The Cost of Putin’s Social Promises

Vladimir Putin’s presidential address to Russia’s Federal Assembly paved his way to make social promises intended to improve the standard of living in the country. This came as a consequence of the falling approval ratings attributed to unpopular decisions to raise pension age and increase the value-added tax rate, both of which transformed into a permanent tendency. Nonetheless, little is known whether his latest commitments will manage to halt and reverse this trend while it will certainly go over Russia’s budget.


A week after Putin’s state-of-nation address, Russian Finance Ministry claimed that the government will need to spend about one third more than initially assumed. At a meeting held between Putin and members of the cabinet on February 27, Finance Minister Anton Siluanov said that in order to bankroll all social priorities the federal budget will need to cover overall expenses amounting to 900 billion roubles over the six-year period, or 150 billion roubles per annum, until 2024. Meanwhile, right after Putin’s speech, Siluanov estimated that to implement the initiatives it will be necessary to allocate 100–120 billion roubles from the federal resources while maintaining that there is enough money to provide for all the above needs even after the sum was augmented. These are only official estimates, though: to fulfill all promises, there must be increased funding, which seems difficult, all the more so that mortgage reliefs and subsidies average 50 billion roubles per year.

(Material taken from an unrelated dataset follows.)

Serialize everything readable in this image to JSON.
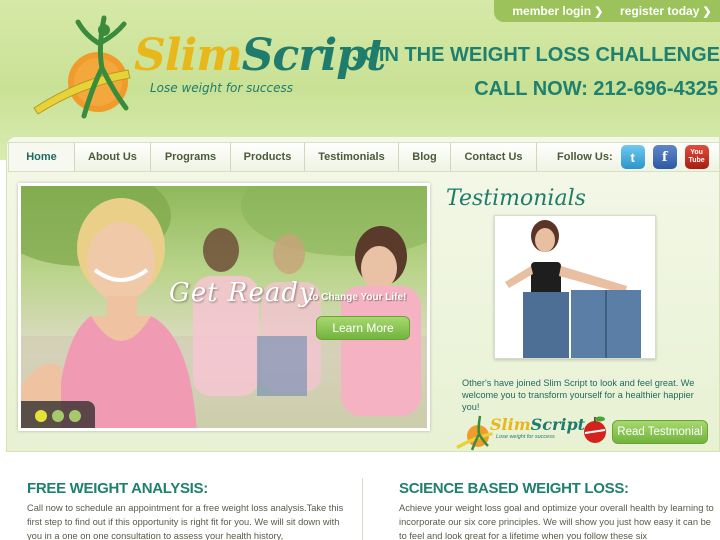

Given the fact that the government has tightened the belt over the last few years, restricting social expenditure, it will be now able to designate enough funds to keep Putin’s promises. The federal budget is to a great extent determined by money coming from the Russian National Wealth Fund and the reserves of the central bank. The former totals over $58 million that derived from all the extra oil and gas incomes yet this sum is set to rise in 2019 as the Fund will receive the surplus from raw material revenues in 2018. Russia’s foreign currency and bullion reserves amounted to $478 billion, which represents an increase of over $45 billion over the last year. As seen above, the Kremlin has enough money to keep the presidential promises aimed at calming social moods. The problem is not the lack of adequate funds but priority given to a social policy that prompted the authorities to abandon other important objectives. The Kremlin will, therefore, be forced to deplete federal reserves it had amassed in case U.S. sanctions against Russia are extended. This will translate into less considerable amounts spent on armaments, or Moscow’s top priority so far. Last but not least, less money will be allotted to satisfy all needs of members of Putin’s inner circle, including Igor Sechin, who regularly asks for tax reliefs and subsidies from the Fund to protect highly indebted Rosneft.